İnsanlar olarak formda kalmak için spor salonlarında saatler harcıyoruz. Güçlenmek ve dayanıklılık kazanmak için nizamlı olarak idman yapmamız koşul. Lakin hayvanlara baktığımızda, hiçbir idman yapmadan bile inanılmaz derecede güçlü olduklarını görüyoruz. Mesela bir çita apansız saatte 100 km sürate çıkabiliyor ya da bir kuş binlerce kilometre uçabiliyor. Pekala, biz neden kas kaybetmemek için bu kadar çabalamak zorundayız? Bilim insanları, bu değişik farkın gerisindeki biyolojik sırrı araştırdı.
Kaynak 1, Kaynak 2
Örneğin, kaz çeşitlerinden biri olan barnacle goose (kutup kazı), 3.000 kilometrelik göç seyahatine başlamadan evvel hiç idman yapmıyor. Hatta bunun tam aksine, kendini yalnızca besin tüketmeye adıyor! Bilim insanı Lewis Halsey’e nazaran bu kuşlar yalnızca oturuyor ve bol bol yemek yiyorlar.

Ancak ne oluyorsa göç vakti geldiğinde, bedenleri ansızın güçlenmiş ve uzun aralıkları kat edecek kadar sağlam hale gelmiş oluyor. Benzeri halde kara ve boz ayılar da kış uykusuna yatarken kas kütlelerini kaybetmiyorlar.

Peki fakat nasıl? Beşerler neden idman yapmadan formunu koruyamıyor?
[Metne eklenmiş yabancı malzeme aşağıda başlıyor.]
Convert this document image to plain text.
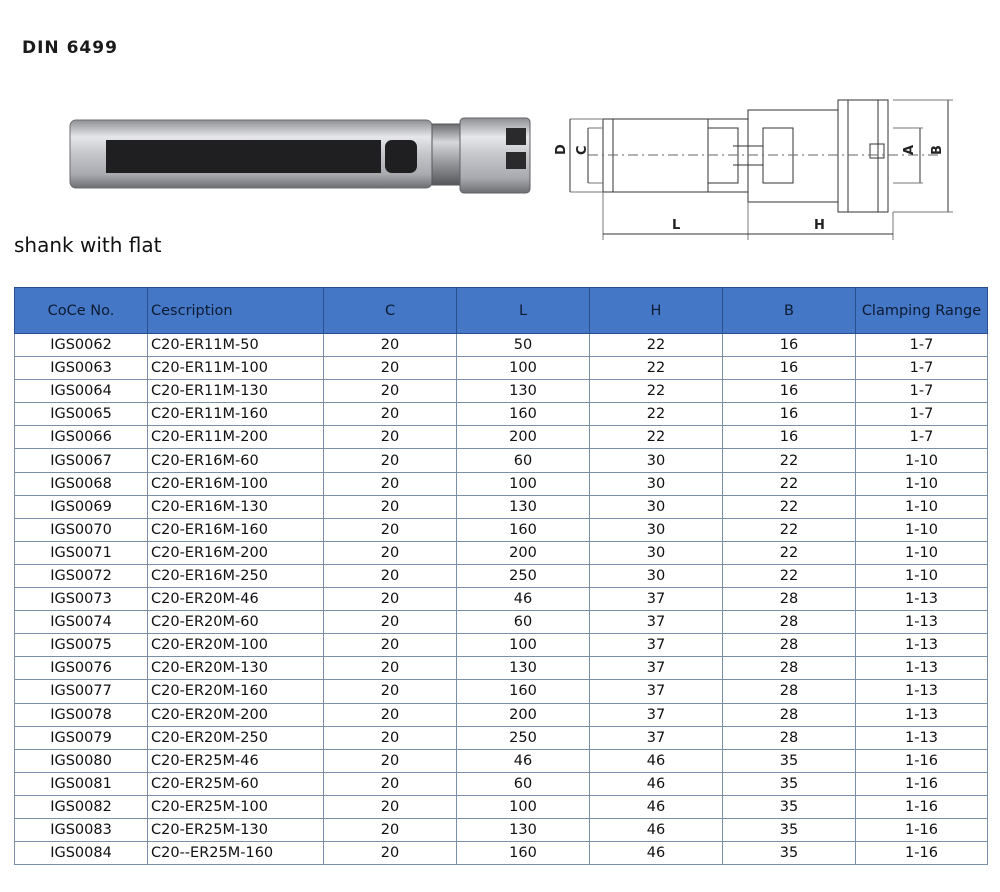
DIN 6499
D C	A B
L	H
shank with flat
CoCe No.	Cescription	C	L	H	B	Clamping Range
IGS0062	C20-ER11M-50	20	50	22	16	1-7
IGS0063	C20-ER11M-100	20	100	22	16	1-7
IGS0064	C20-ER11M-130	20	130	22	16	1-7
IGS0065	C20-ER11M-160	20	160	22	16	1-7
IGS0066	C20-ER11M-200	20	200	22	16	1-7
IGS0067	C20-ER16M-60	20	60	30	22	1-10
IGS0068	C20-ER16M-100	20	100	30	22	1-10
IGS0069	C20-ER16M-130	20	130	30	22	1-10
IGS0070	C20-ER16M-160	20	160	30	22	1-10
IGS0071	C20-ER16M-200	20	200	30	22	1-10
IGS0072	C20-ER16M-250	20	250	30	22	1-10
IGS0073	C20-ER20M-46	20	46	37	28	1-13
IGS0074	C20-ER20M-60	20	60	37	28	1-13
IGS0075	C20-ER20M-100	20	100	37	28	1-13
IGS0076	C20-ER20M-130	20	130	37	28	1-13
IGS0077	C20-ER20M-160	20	160	37	28	1-13
IGS0078	C20-ER20M-200	20	200	37	28	1-13
IGS0079	C20-ER20M-250	20	250	37	28	1-13
IGS0080	C20-ER25M-46	20	46	46	35	1-16
IGS0081	C20-ER25M-60	20	60	46	35	1-16
IGS0082	C20-ER25M-100	20	100	46	35	1-16
IGS0083	C20-ER25M-130	20	130	46	35	1-16
IGS0084	C20--ER25M-160	20	160	46	35	1-16
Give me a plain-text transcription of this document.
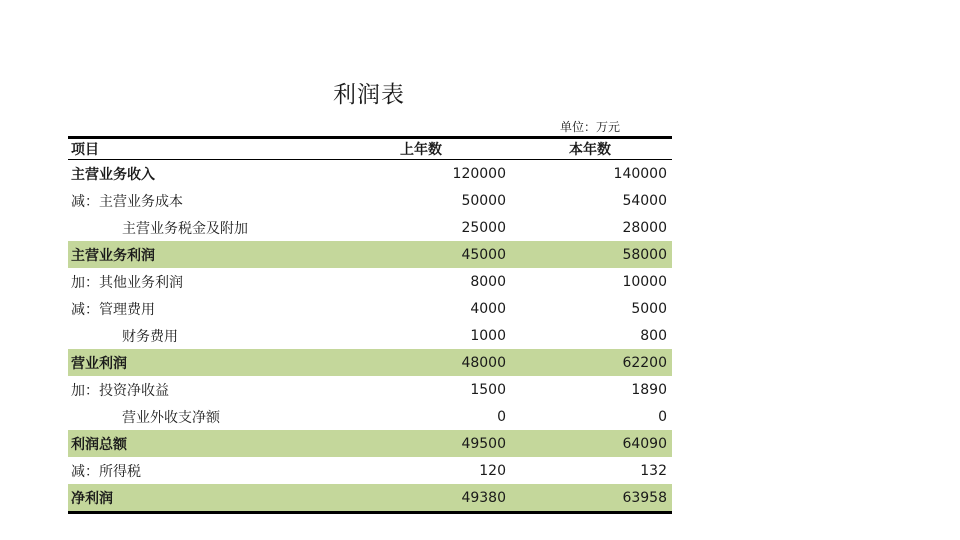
利润表
单位：万元
项目	上年数	本年数
主营业务收入	120000	140000
减：主营业务成本	50000	54000
主营业务税金及附加	25000	28000
主营业务利润	45000	58000
加：其他业务利润	8000	10000
减：管理费用	4000	5000
财务费用	1000	800
营业利润	48000	62200
加：投资净收益	1500	1890
营业外收支净额	0	0
利润总额	49500	64090
减：所得税	120	132
净利润	49380	63958
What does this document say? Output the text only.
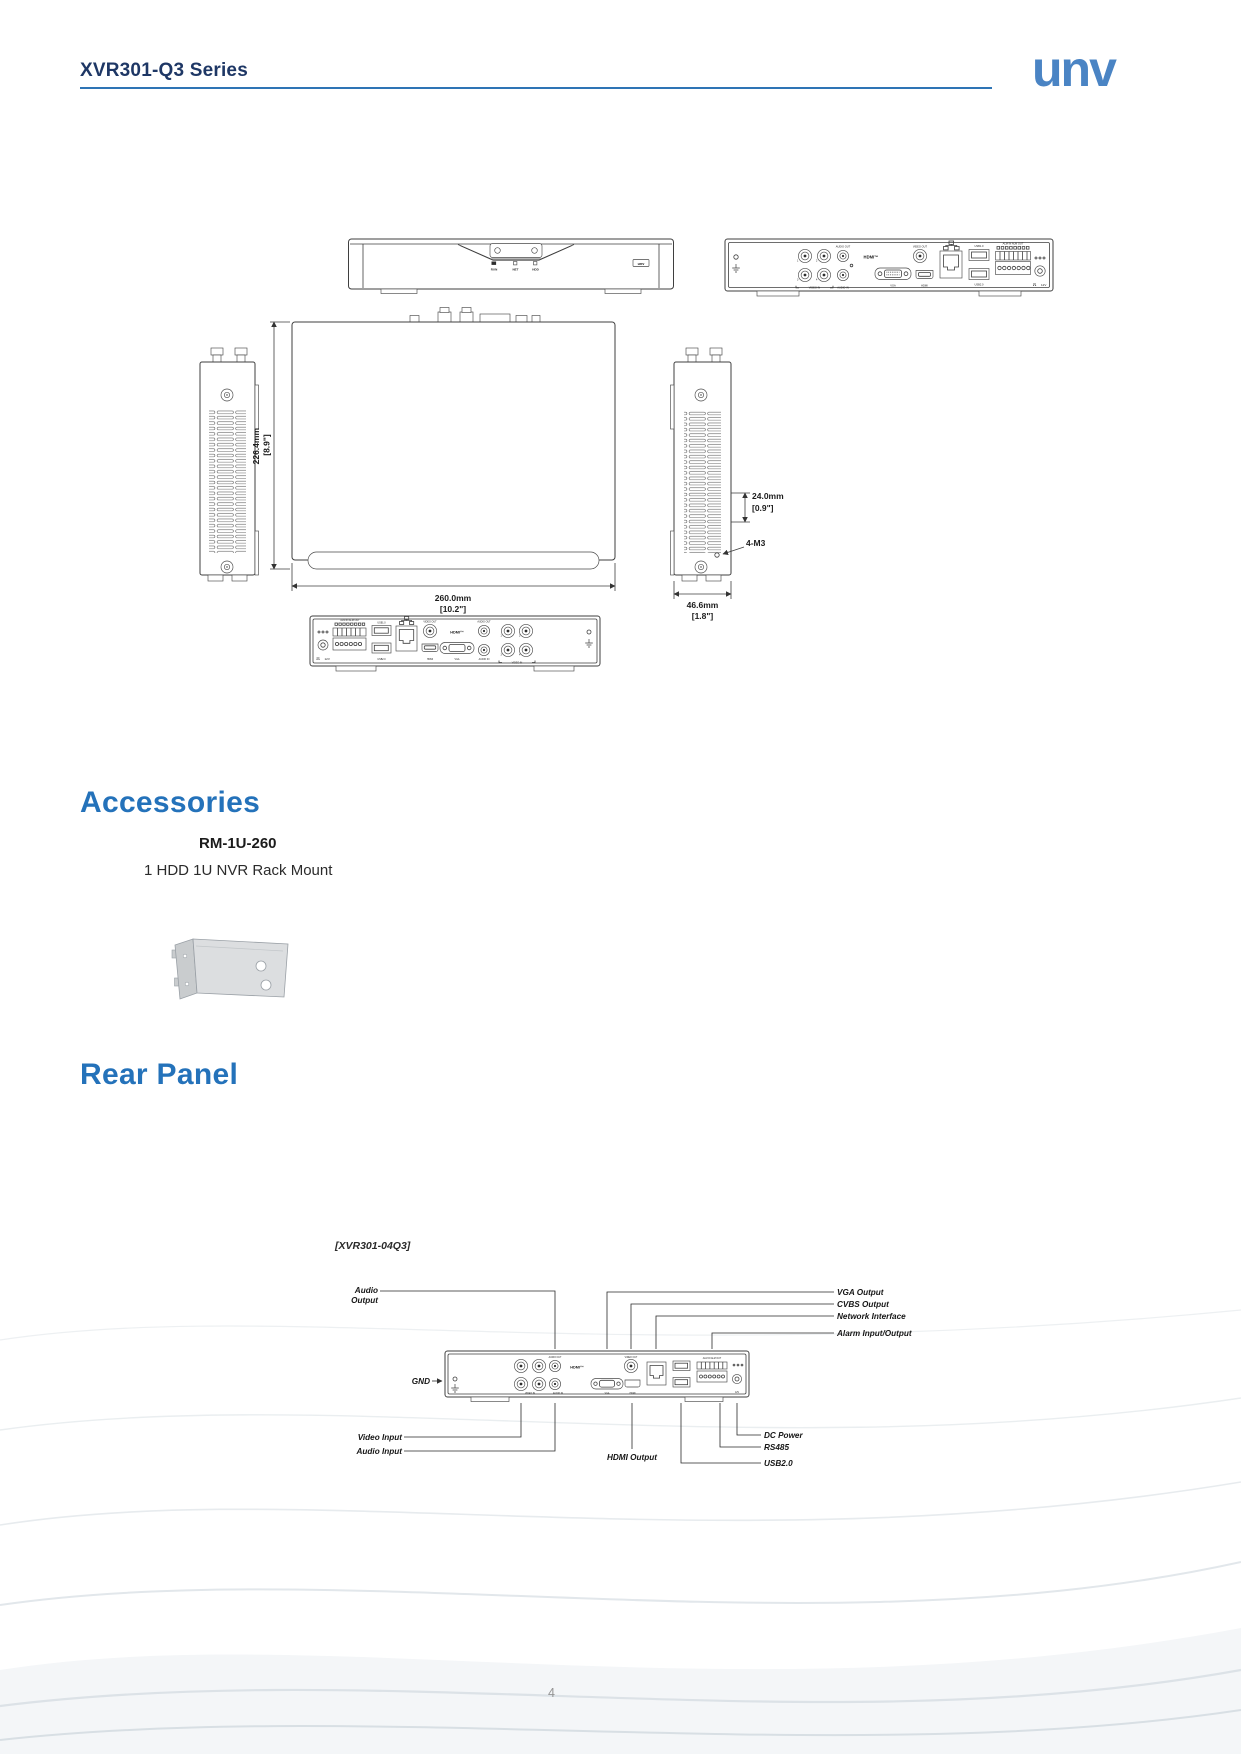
XVR301-Q3 Series	unv
RUN	NET	HDD
unv
1	2
3	4
VIDEO IN
AUDIO OUT
AUDIO IN
HDMI™
VGA
VIDEO OUT
HDMI
USB1.0
USB2.0
ALM IN ALM OUT
12V
226.4mm [8.9"]
260.0mm
[10.2"]
24.0mm
[0.9"]
4-M3
46.6mm
[1.8"]
12V
ALM IN ALM OUT
USB1.0
USB2.0	HDMI
VIDEO OUT
VGA
HDMI™
AUDIO OUT
AUDIO IN
1	2
3	4
VIDEO IN
Accessories
RM-1U-260
1 HDD 1U NVR Rack Mount
Rear Panel
[XVR301-04Q3]
Audio
Output
VGA Output
CVBS Output
Network Interface
Alarm Input/Output
GND
Video Input
Audio Input
HDMI Output
DC Power
RS485
USB2.0
VIDEO IN
AUDIO OUT
AUDIO IN
HDMI™
VGA
VIDEO OUT
HDMI
ALM IN ALM OUT
12V
4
Bilim insanları, kimi hayvanların çevresel faktörlerden gelen biyolojik sinyallerle kaslarını güçlendirdiğini düşünüyor.
Örneğin kutup hafriyatın bedeni, sıcaklık değişikliklerini algılayarak büyük bir fizikî uğraş gerektiren göç sürecine kendini hazırlıyor. Ayılar ise kış aylarında bedenlerine kas kaybını önleyici bileşenler salgılatıyor.
Hatta bir deneyde kış uykusundaki ayıların kanı, laboratuvarda fare kas hücrelerine enjekte edildiğinde, kas kaybının %40 oranında azaldığı görüldü! Yani tabiat, birtakım hayvanlara ‘spor yapmadan güçlenme’ üzere inanılmaz bir avantaj vermiş durumda.

O vakit biz de spor yapmayı bıraksak güçlenir miyiz? Ne yazık ki beşerler için işler bu türlü işlemiyor. Evrimsel sürecimiz, bizi tertipli idman yapmaya bağımlı hale getirdi.
Atalarımız, yiyecek bulmak için uzun uzaklıklar kat etmek zorundaydı. Bu nedenle bedenimiz, kas kütlesini koruyabilmek için daima hareket etmemizi gerektiren bir sistem geliştirdi.

Yani biz beşerler, tabiatta hayatta kalmak için uzun müddet dayanıklılığa muhtaçlık duyduk. Fakat bir kaz yahut ayı üzere, çevresel sinyalleri bekleyerek resen güçlenen bir biyolojik yapımız yok.